Wednesday review: Neither kooky, nor spooky spin-off to the Tim Burton universe
The decision to transfer the school of 15-year old Wednesday Addams (Jenna Ortega) to the alma mater of her parents isn't really going well. She released piranhas in the swimming pool of her old school that chewed off a testicle of a bully and as a result, she got expelled. At Nevermore, she is the 'outcast' among 'outcasts'. But as Wednesday will soon realize, this place might just be as weird as she is.
But at Nevermore, things do not get any easier with someone trying to kill her. For creators Milles Miller and Alfred Gough, this sparks enough intrigue to re-imagine the source material- Charles Addams' The Addams Family Cartoons first published in 1938 in The New Yorker- in an eight episode arc. With Tim Burton helming the equal share of episodes, Wednesday has all the elements of that eccentric new pop-culture obsession that Netflix is clearly aiming at.
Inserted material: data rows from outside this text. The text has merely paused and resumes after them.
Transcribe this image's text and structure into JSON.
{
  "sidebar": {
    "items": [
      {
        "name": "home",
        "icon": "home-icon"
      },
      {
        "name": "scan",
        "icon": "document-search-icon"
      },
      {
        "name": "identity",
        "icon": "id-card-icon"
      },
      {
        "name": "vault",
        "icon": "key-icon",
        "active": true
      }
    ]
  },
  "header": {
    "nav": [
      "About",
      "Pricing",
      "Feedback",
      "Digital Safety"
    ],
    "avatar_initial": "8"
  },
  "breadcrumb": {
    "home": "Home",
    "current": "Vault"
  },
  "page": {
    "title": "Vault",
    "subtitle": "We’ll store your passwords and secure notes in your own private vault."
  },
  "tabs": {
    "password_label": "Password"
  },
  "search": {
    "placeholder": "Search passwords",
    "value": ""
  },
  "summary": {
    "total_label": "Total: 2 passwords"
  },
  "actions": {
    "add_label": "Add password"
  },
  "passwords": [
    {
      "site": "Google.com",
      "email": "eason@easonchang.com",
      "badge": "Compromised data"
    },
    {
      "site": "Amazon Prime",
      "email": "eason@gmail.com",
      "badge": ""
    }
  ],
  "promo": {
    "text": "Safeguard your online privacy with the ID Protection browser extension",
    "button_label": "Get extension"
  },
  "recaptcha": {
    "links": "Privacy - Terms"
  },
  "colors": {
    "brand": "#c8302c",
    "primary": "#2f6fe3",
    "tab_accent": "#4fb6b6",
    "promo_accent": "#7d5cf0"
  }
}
If only, the show remembered that adding suspense isn't enough to carry this supernatural teen drama forward.
The original worked best because it placed the gothic and the weird against normal surroundings, but here at Nevermore the mystery really begins at the expense of resident werewolves, monsters and other creatures that are clearly reassembled to encourage an interest into the absurdism of the backdrop. Production designer Mark Scruton re-imagines Nevermore to be an amplified version of a colour-coded and sinister institution that should surely make Wednesday feel at ease. It does not result in building intrigue, but dampening it in the process of unraveling the central mystery. The history of Wednesday's parents, with the attention to Addams Gomez (Luiz Guzmán) and Morticia Gomez (Catherine Zeta-Jones) and the implications of discrimination they faced during their time at Nevermore is cleverly contextualized into the release of the show before Thanksgiving. Yet as the mystery behind Nevermore's history unfolds, matters become less intriguing and more rushed to pack a punch.
The several subplots and stock-in characters almost dampen the central conflict in Wednesday as it takes far too many thematic leaps in the process. The eight hour-long episodes gradually become a begrudging mess of dark family secrets, nefarious monsters and grisly murders. The original goth girl Christina Ricci (who played Wednesday in the 90s films) returns as Miss Thornhill, with barely any bite. Every character seems to be ready with witty, sarcastic one-liners, with Wednesday quipping, "I find social media to be a soul-sucking void of meaningless affirmation," even as she wards off her cheerful roommate Enid (Emma Myers). Yet the next second she uses social media to get help, rightfully confronted with her point. Jenna Ortega tries her best to give Wednesday the dismissive thrill of anti-hero sarcasm with an inner turmoil to lead the viewers through, but the show stretches past the intrigue as it deliberately holds on to the annoyingly chaotic mesh of intrigue and antics. Take for instance the exhausting conflict created with the two boys who get into an uncomfortable love triangle of sorts with Wednesday. Or her troubled relationship with her mother Morticia that takes a lifetime to unpack and then thrown into the narrative swing of bigger plotlines. Reminders of Sex Education's Maeve Wiley and Stranger Things' Eleven are quite the kick in the expanding catalogue of Netflix's morbid, sarcastic female protagonists. But Wednesday neither registers in half the warmth nor the shrewdness required to carry the show forward.
There's a lot going on in Wednesday as the unblinking eye of the deadly calm lead notices, yet of little significance in its stylistically expansive world of mythical creatures and supernatural intrigue. Just as one feels closer to a resolve, the show diverts into a different voyage and hints that there is more to come. It doesn't help that the climax feels like a disappointing mess of unspecific tail-ends, hinting at a Season 2. With everything Tim Burton does, Wednesday still feels distinctly specific and watchable. Yet, is it promising enough to lead us for more?